Por uma genuína “arte de celebrar”

Por Secretariado Diocesano da Liturgia

Na sua Carta Apostólica Desiderio desideravi, o Papa Francisco preconiza o cultivo e exercício de uma autêntica «ars celebrandi». Efetivamente, para que a liturgia forme para a liturgia não pode celebrar-se de qualquer maneira, de forma meramente exterior, sem se compreenderem os dinamismos e «leis» internas da ação litúrgica, sem se ter uma noção esclarecida da sua dimensão teológica, sem qualquer sobressalto íntimo e consequente predisposição para o assombro ante a maravilha do mistério pascal que nela nos é presenteado. Não se pode/deve celebrar no desrespeito da «lex orandi» da Igreja, de forma precipitada, atabalhoada, manipulada, sem arte e sem alma. A «formação litúrgica» recorre necessariamente à «arte de celebrar» para conservar e fazer crescer os fiéis na compreensão vital dos símbolos.

Atenção: falar em «arte de celebrar» não é recuperar as velhas conceções juridista (não basta cumprir rubricas!) ou esteticista (apostar numa criatividade fantasiosa), já a seu tempo censuradas por Pio XII na encíclica Mediator Dei (1947). Francisco sublinha que esta «arte» não pode prescindir da referência ao sentido teológico da Liturgia tal como SC 7 o apresenta (DD 48).

A prática de qualquer arte pressupões conhecimentos. Entre os pressupostos pela ars celebrandi, o Papa destaca o respeito pelo dinamismo da Liturgia em que «a ação celebrativa é o lugar em que, através do memorial se torna presente o mistério pascal para que os batizados, em virtude da sua participação, possam experimentá-lo na sua vida: sem esta compreensão cai-se facilmente no exteriorismo (mais ou menos refinado) e no rubricismo (mais ou menos rígido) (DD 49). Além disso, para que a arte de celebrar esteja em sintonia com a ação do Espírito, é preciso conhecer o modo como o Espírito age em cada celebração (Ibid). Sem essa «competência» resvala-se para o subjetivismo ou para a «culturalite»: teremos grande investimento em criatividade e veremos grandes «artistas» em ação, mas não é isso a «arte de celebrar» porque se tresmalhou o seu objeto – o mistério Pascal – e se equivocou quanto ao verdadeiro protagonista dessas obras primas que só pode ser o Espírito Santo. «Por fim – recorda Francisco –, é necessário conhecer as dinâmicas da linguagem simbólica, a sua peculiaridade, a sua eficácia» (DD 49).

Por tudo isso, a arte de celebrar não se improvisa, mas requer aplicação assídua (DD 50).

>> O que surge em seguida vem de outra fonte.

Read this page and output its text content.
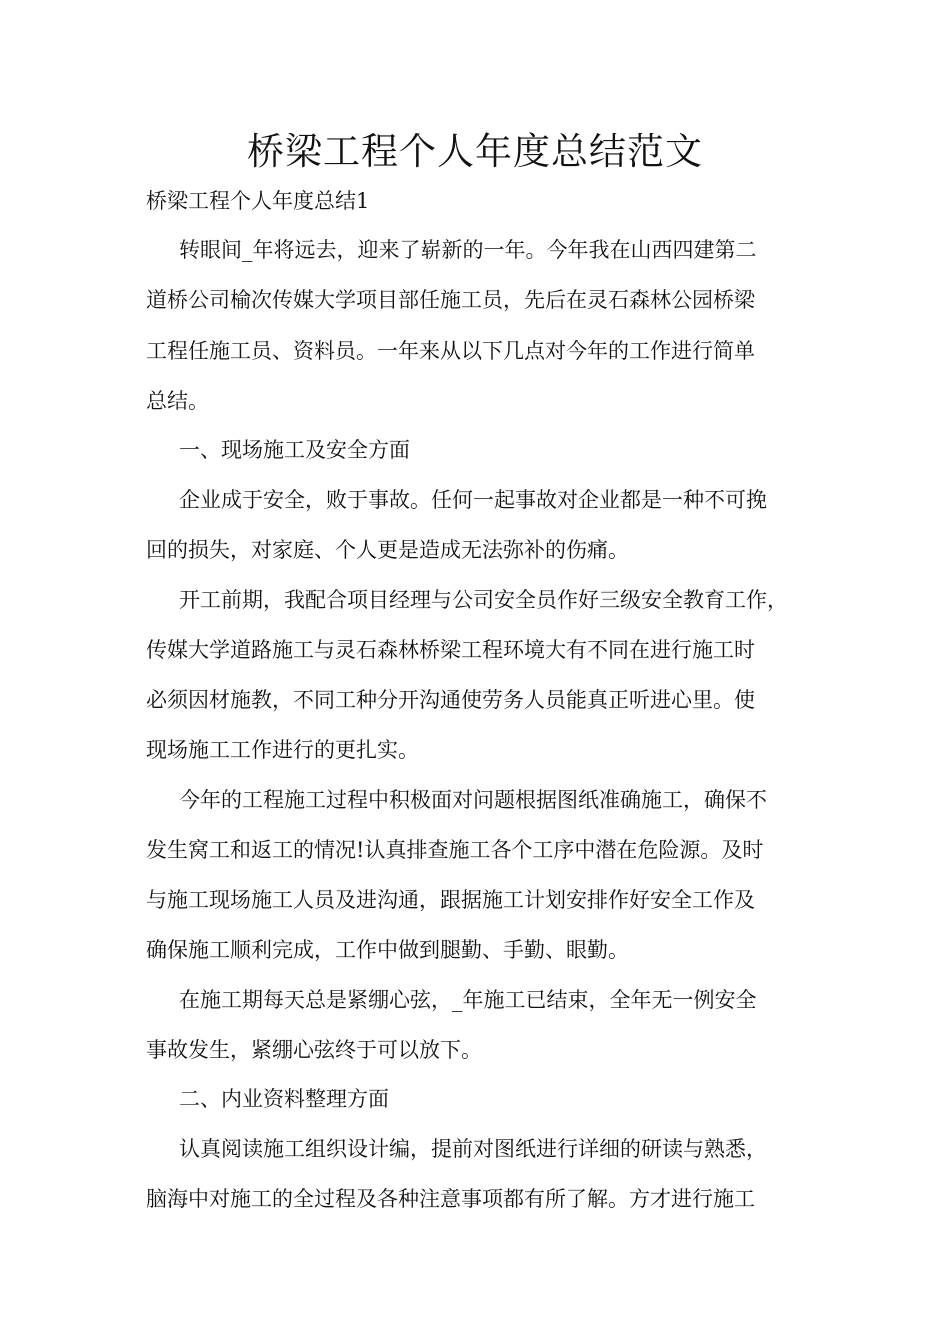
桥梁工程个人年度总结范文

桥梁工程个人年度总结1

转眼间_年将远去，迎来了崭新的一年。今年我在山西四建第二

道桥公司榆次传媒大学项目部任施工员，先后在灵石森林公园桥梁

工程任施工员、资料员。一年来从以下几点对今年的工作进行简单

总结。

一、现场施工及安全方面

企业成于安全，败于事故。任何一起事故对企业都是一种不可挽

回的损失，对家庭、个人更是造成无法弥补的伤痛。

开工前期，我配合项目经理与公司安全员作好三级安全教育工作，

传媒大学道路施工与灵石森林桥梁工程环境大有不同在进行施工时

必须因材施教，不同工种分开沟通使劳务人员能真正听进心里。使

现场施工工作进行的更扎实。

今年的工程施工过程中积极面对问题根据图纸准确施工，确保不

发生窝工和返工的情况!认真排查施工各个工序中潜在危险源。及时

与施工现场施工人员及进沟通，跟据施工计划安排作好安全工作及

确保施工顺利完成，工作中做到腿勤、手勤、眼勤。

在施工期每天总是紧绷心弦，_年施工已结束，全年无一例安全

事故发生，紧绷心弦终于可以放下。

二、内业资料整理方面

认真阅读施工组织设计编，提前对图纸进行详细的研读与熟悉，

脑海中对施工的全过程及各种注意事项都有所了解。方才进行施工
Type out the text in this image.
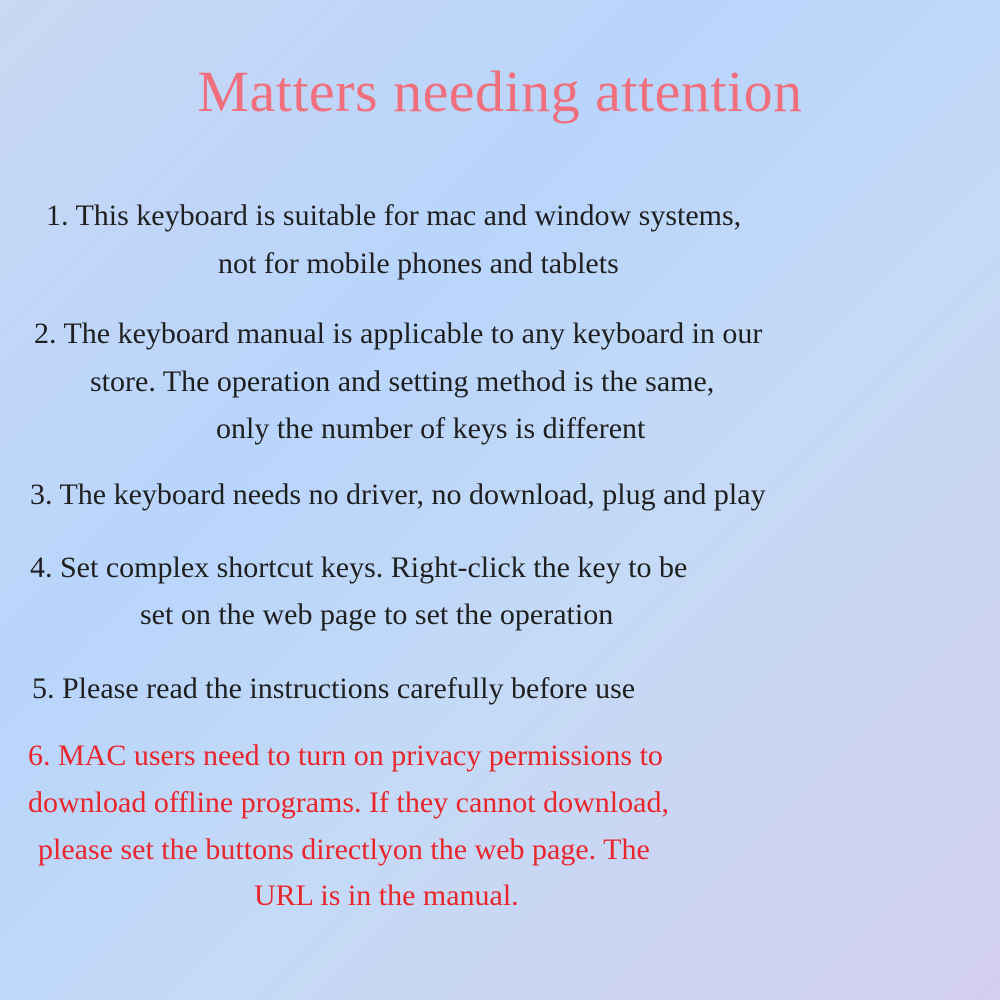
Matters needing attention
1. This keyboard is suitable for mac and window systems,
not for mobile phones and tablets
2. The keyboard manual is applicable to any keyboard in our
store. The operation and setting method is the same,
only the number of keys is different
3. The keyboard needs no driver, no download, plug and play
4. Set complex shortcut keys. Right-click the key to be
set on the web page to set the operation
5. Please read the instructions carefully before use
6. MAC users need to turn on privacy permissions to
download offline programs. If they cannot download,
please set the buttons directlyon the web page. The
URL is in the manual.
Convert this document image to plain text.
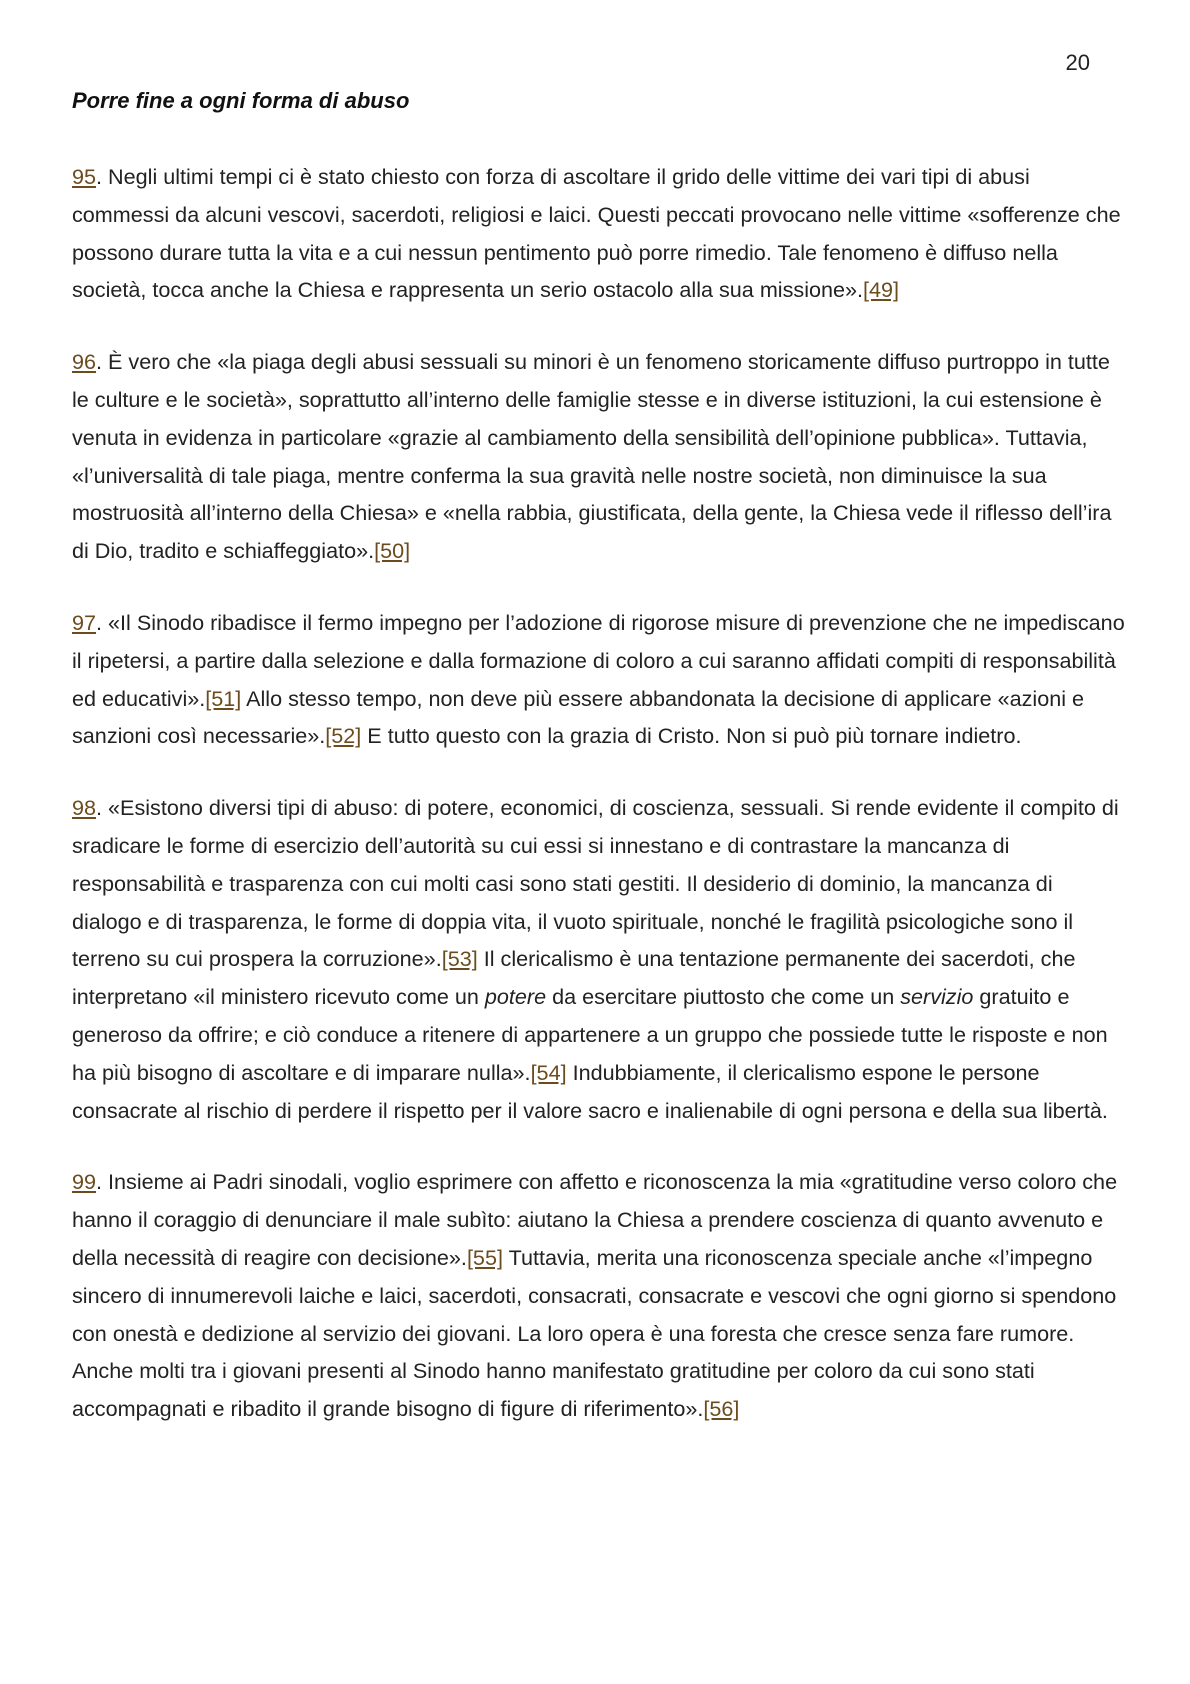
20
Porre fine a ogni forma di abuso

95. Negli ultimi tempi ci è stato chiesto con forza di ascoltare il grido delle vittime dei vari tipi di abusi commessi da alcuni vescovi, sacerdoti, religiosi e laici. Questi peccati provocano nelle vittime «sofferenze che possono durare tutta la vita e a cui nessun pentimento può porre rimedio. Tale fenomeno è diffuso nella società, tocca anche la Chiesa e rappresenta un serio ostacolo alla sua missione».[49]

96. È vero che «la piaga degli abusi sessuali su minori è un fenomeno storicamente diffuso purtroppo in tutte le culture e le società», soprattutto all’interno delle famiglie stesse e in diverse istituzioni, la cui estensione è venuta in evidenza in particolare «grazie al cambiamento della sensibilità dell’opinione pubblica». Tuttavia, «l’universalità di tale piaga, mentre conferma la sua gravità nelle nostre società, non diminuisce la sua mostruosità all’interno della Chiesa» e «nella rabbia, giustificata, della gente, la Chiesa vede il riflesso dell’ira di Dio, tradito e schiaffeggiato».[50]

97. «Il Sinodo ribadisce il fermo impegno per l’adozione di rigorose misure di prevenzione che ne impediscano il ripetersi, a partire dalla selezione e dalla formazione di coloro a cui saranno affidati compiti di responsabilità ed educativi».[51] Allo stesso tempo, non deve più essere abbandonata la decisione di applicare «azioni e sanzioni così necessarie».[52] E tutto questo con la grazia di Cristo. Non si può più tornare indietro.

98. «Esistono diversi tipi di abuso: di potere, economici, di coscienza, sessuali. Si rende evidente il compito di sradicare le forme di esercizio dell’autorità su cui essi si innestano e di contrastare la mancanza di responsabilità e trasparenza con cui molti casi sono stati gestiti. Il desiderio di dominio, la mancanza di dialogo e di trasparenza, le forme di doppia vita, il vuoto spirituale, nonché le fragilità psicologiche sono il terreno su cui prospera la corruzione».[53] Il clericalismo è una tentazione permanente dei sacerdoti, che interpretano «il ministero ricevuto come un potere da esercitare piuttosto che come un servizio gratuito e generoso da offrire; e ciò conduce a ritenere di appartenere a un gruppo che possiede tutte le risposte e non ha più bisogno di ascoltare e di imparare nulla».[54] Indubbiamente, il clericalismo espone le persone consacrate al rischio di perdere il rispetto per il valore sacro e inalienabile di ogni persona e della sua libertà.

99. Insieme ai Padri sinodali, voglio esprimere con affetto e riconoscenza la mia «gratitudine verso coloro che hanno il coraggio di denunciare il male subìto: aiutano la Chiesa a prendere coscienza di quanto avvenuto e della necessità di reagire con decisione».[55] Tuttavia, merita una riconoscenza speciale anche «l’impegno sincero di innumerevoli laiche e laici, sacerdoti, consacrati, consacrate e vescovi che ogni giorno si spendono con onestà e dedizione al servizio dei giovani. La loro opera è una foresta che cresce senza fare rumore. Anche molti tra i giovani presenti al Sinodo hanno manifestato gratitudine per coloro da cui sono stati accompagnati e ribadito il grande bisogno di figure di riferimento».[56]
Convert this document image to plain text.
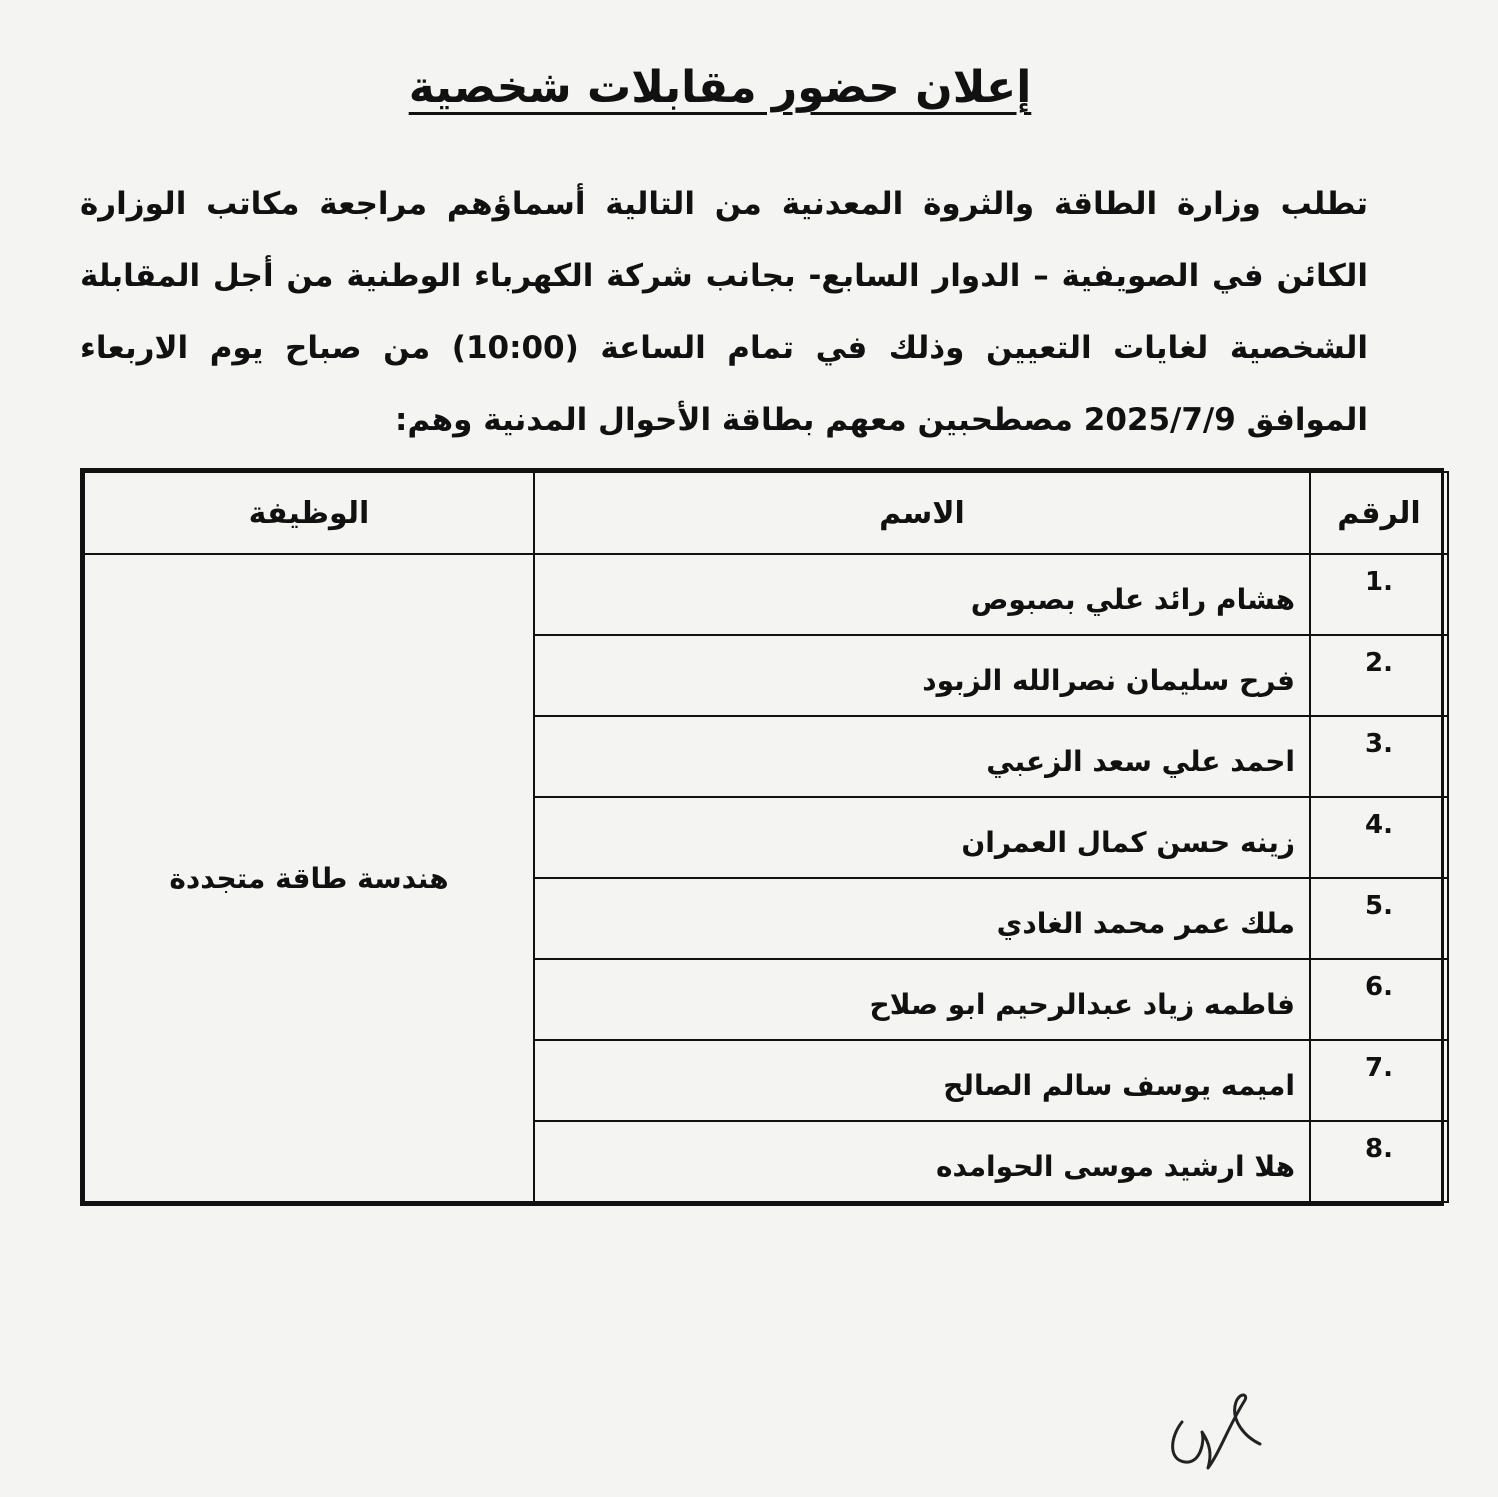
إعلان حضور مقابلات شخصية
تطلب وزارة الطاقة والثروة المعدنية من التالية أسماؤهم مراجعة مكاتب الوزارة الكائن في الصويفية – الدوار السابع- بجانب شركة الكهرباء الوطنية من أجل المقابلة الشخصية لغايات التعيين وذلك في تمام الساعة (10:00) من صباح يوم الاربعاء الموافق 2025/7/9 مصطحبين معهم بطاقة الأحوال المدنية وهم:
الرقم	الاسم	الوظيفة
1.	هشام رائد علي بصبوص	هندسة طاقة متجددة
2.	فرح سليمان نصرالله الزبود	
3.	احمد علي سعد الزعبي	
4.	زينه حسن كمال العمران	
5.	ملك عمر محمد الغادي	
6.	فاطمه زياد عبدالرحيم ابو صلاح	
7.	اميمه يوسف سالم الصالح	
8.	هلا ارشيد موسى الحوامده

Não basta dominar a técnica, é preciso «ser possuído» pela arte, como um verdadeiro artista. A título de exemplo: ser-se perito na arte de falar em público pode ajudar – e Francisco recordará mais adiante que «as palavras que a Liturgia põe nos lábios [do celebrante] têm conteúdos diversos que requerem tonalidades específicas: pela importância destas palavras é exigida ao presbítero uma verdadeira ars dicendi [arte de dizer]» (DD 60). Mas essa técnica, como outras, é instrumental. Só será útil na condição de se «submeter à natureza da Liturgia e à ação do Espírito» (DD 50). «Deve despertar-se de novo o sentido do alto estilo da oração, a vontade de implicar também nela a nossa existência. Mas o caminho para estas metas é a disciplina, a renúncia a um sentimentalismo mole; um trabalho sério, feito em obediência à Igreja» (Guardini).

Advirta-se que o cultivo desta «arte de celebrar» é para todos os batizados (DD 51). Francisco dá exemplos: a unidade de toda a assembleia nas mesmas atitudes, gestos e palavras: «são muitos os modos com que a assembleia, como um só homem (Ne 8, 1), participa na celebração. Realizar todos juntos o mesmo gesto, falar todos juntos a uma só voz, transmitir a cada um a força de toda a assembleia. É uma uniformidade que não só não mortifica mas, pelo contrário, educa cada fiel a descobrir a unicidade autêntica da própria personalidade não em atitudes individualistas mas na consciência de ser um só corpo» (n. 51).

Um segundo exemplo desta «arte coletiva», que se reveste de «importância absoluta», é a observância comum do silêncio nos momentos previstos (DD 52). Não se trata de procurar refúgio num «isolamento intimista» que estaria «em contradição com a própria essência da celebração» (ibid.). «O silêncio litúrgico é muito mais: é o símbolo da presença e da ação do Espírito Santo que anima toda a ação celebrativa» e exprime a sua ação multiforme. «Somos chamados a realizar com extremo cuidado o gesto simbólico do silêncio: é nele que o Espírito nos dá forma» (DD 52).